Omegle.com allows people from around the world to converse with each other “anonymously”. It is one of those sites that let you start a text or video chat with someone online and consequentially makes you doubt the intelligence of man kind. On sites like this, text chat follows the famous “Greater Internet Fuckwad Theory” and the video chat is… Well it’s probably a phallus. Omegle started as a way for strangers to connect and talk with each other, but has since devolved and the chance of finding some meaningful conversation on it is minuscule which is a shame because random chatting is a fun concept. I would add a premium feature that administers an IQ test and matches you to someone according to that but that is an idea for a different time.
When I first discovered Omegle I quickly got tired of trying to find someone to talk to. The idea of Omegle is not new or revolutionary. IRC and chat rooms were there before but this made it as easy as can be. Since I already spent a ton of time in online social communities with people who have the same interests as me I dismissed it as a cost efficient way of communicating. I did find a use for Omegle though – there was nothing preventing me from spying on a random conversation and recording it. A nice challenge and it seemed fun. This was years before Omegle itself introduced the “Spy mode” so I guess there is something there. The concept of Spy Mode might look like something “evil” to do – spying on other people’s conversations is an ethical gray area in the real world, but is it online?
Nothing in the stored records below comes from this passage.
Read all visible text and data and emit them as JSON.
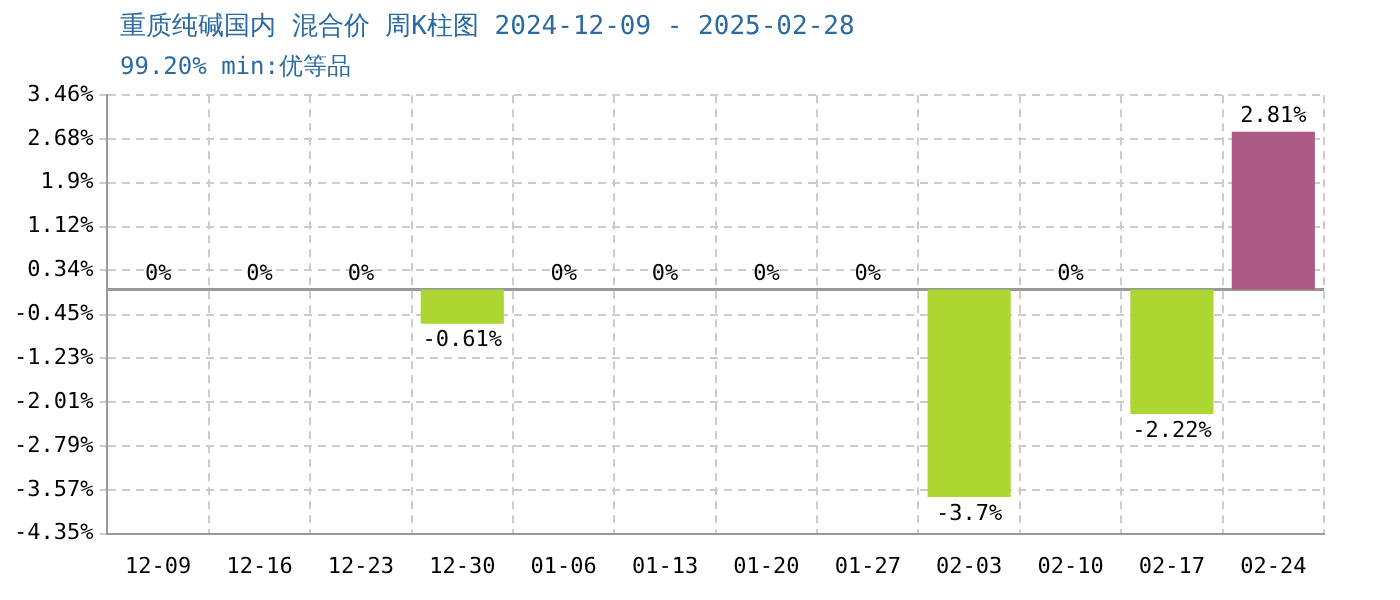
{
  "chart_data": {
    "type": "bar",
    "title": "重质纯碱国内 混合价 周K柱图 2024-12-09 - 2025-02-28",
    "subtitle": "99.20% min:优等品",
    "categories": [
      "12-09",
      "12-16",
      "12-23",
      "12-30",
      "01-06",
      "01-13",
      "01-20",
      "01-27",
      "02-03",
      "02-10",
      "02-17",
      "02-24"
    ],
    "values": [
      0,
      0,
      0,
      -0.61,
      0,
      0,
      0,
      0,
      -3.7,
      0,
      -2.22,
      2.81
    ],
    "colors": [
      "#ac5a84",
      "#ac5a84",
      "#ac5a84",
      "#acd632",
      "#ac5a84",
      "#ac5a84",
      "#ac5a84",
      "#ac5a84",
      "#acd632",
      "#ac5a84",
      "#acd632",
      "#ac5a84"
    ],
    "value_labels": [
      "0%",
      "0%",
      "0%",
      "-0.61%",
      "0%",
      "0%",
      "0%",
      "0%",
      "-3.7%",
      "0%",
      "-2.22%",
      "2.81%"
    ],
    "ylim": [
      -4.35,
      3.46
    ],
    "yticks": [
      {
        "value": 3.46,
        "label": "3.46%"
      },
      {
        "value": 2.68,
        "label": "2.68%"
      },
      {
        "value": 1.9,
        "label": "1.9%"
      },
      {
        "value": 1.12,
        "label": "1.12%"
      },
      {
        "value": 0.34,
        "label": "0.34%"
      },
      {
        "value": -0.45,
        "label": "-0.45%"
      },
      {
        "value": -1.23,
        "label": "-1.23%"
      },
      {
        "value": -2.01,
        "label": "-2.01%"
      },
      {
        "value": -2.79,
        "label": "-2.79%"
      },
      {
        "value": -3.57,
        "label": "-3.57%"
      },
      {
        "value": -4.35,
        "label": "-4.35%"
      }
    ],
    "ref_lines": [
      {
        "axis": "y",
        "value": 0,
        "color": "#999999"
      }
    ],
    "grid": true,
    "legend": false
  }
}
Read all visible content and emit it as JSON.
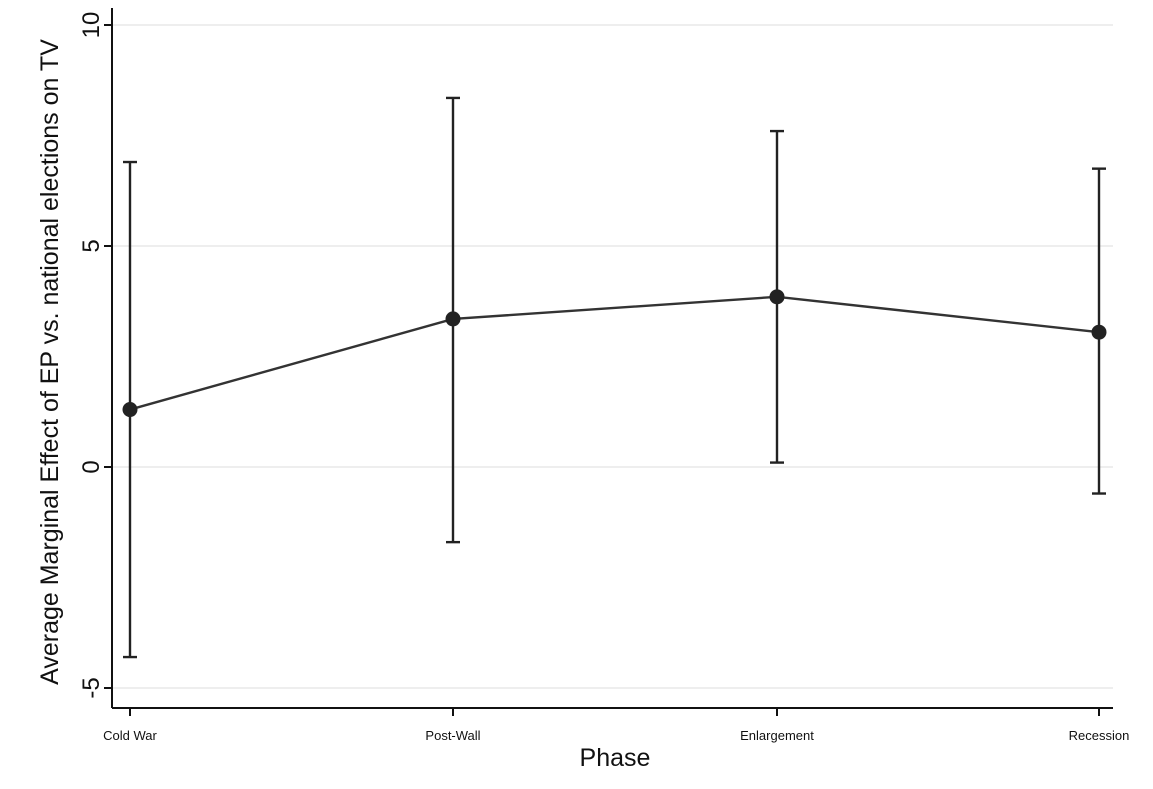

The answer to this question depends on how much you know and are aware of privacy online. In theory everything you do online can be (and is) monitored by a number of entities including your ISP (that can read all of your online activity), your operating system and other programs on your machine, a lot of routers on the Internet and at least a few governments. That is all beside the point – I thought about ethics for a second but to be honest I don’t see this as anything but a technological challenge (also, it isn’t illegal per se). My goal wasn’t to spy on people but to hack a bot together and as such I probably only ran the finished script once – to make sure all the bugs were solved. I call it the Hacker’s Mindset :).
This is how OmegleBot was born. A simple and a very quick and dirty and unrefactored python script. Before that script I didn’t have a lot of knowledge about HTTP, httplib and urllib because I used raw sockets to talk HTTP (poorly) in the past. This was a perfect project to help me understand the python libs relating to HTTP and JSON. The bot opens two simultaneous connections to Omegle and sends them both a simple greeting, “asl?”, which is the way most conversations in chat channels start. It then proceeds to proxy their conversation and also record it into a text file. The most interesting part is the post function. It started as a simple call to
connection.request and evolved to include a variety of HTTP headers including a faked user-agent and referer needed to defeat some of Omegle’s “security checks”. Usually services will have more server side security checks (“never trust user input”), but unfortunately Omegle doesn’t have a choice here. Because they are open and allow anonymous chatting it leaves them with only so many ways to ensure I’m a client and I masqueraded as one well. Omegle uses the JSON protocol to pass data about events like whether the other user is typing, the message the user sent and of course when a user disconnects. Reverse engineering it was the hardest part of this project (and it wasn’t all that hard). I think the only challenge I faced was understanding why Omegle blocked the first iterations of the bot and adding various headers until I passed for a client in their book.
I also attached a sample output file with a few conversations. There is nothing interesting there nor did I capture anything interesting. All the conversations are very short which is definitely a symptom of Omegle – long and meaningful conversations are few and far between. I even sent “typing” statuses every few iterations to encourage people to converse and it didn’t help.
What can we learn from this? Masquerading as a browser is easy. Writing bots is easy. As a person on the internet you should take from this that bots are everywhere on the web. You should be aware of that because a lot of spam and fraud is done by bots – you can trivially change this bot to spam
(program them, probably)
P.S. Unfortunately the bot stopped working. It can be that Omegle changed the protocol a bit, added some more security or that I have a bug. Feel free to fork it and bring it back to life!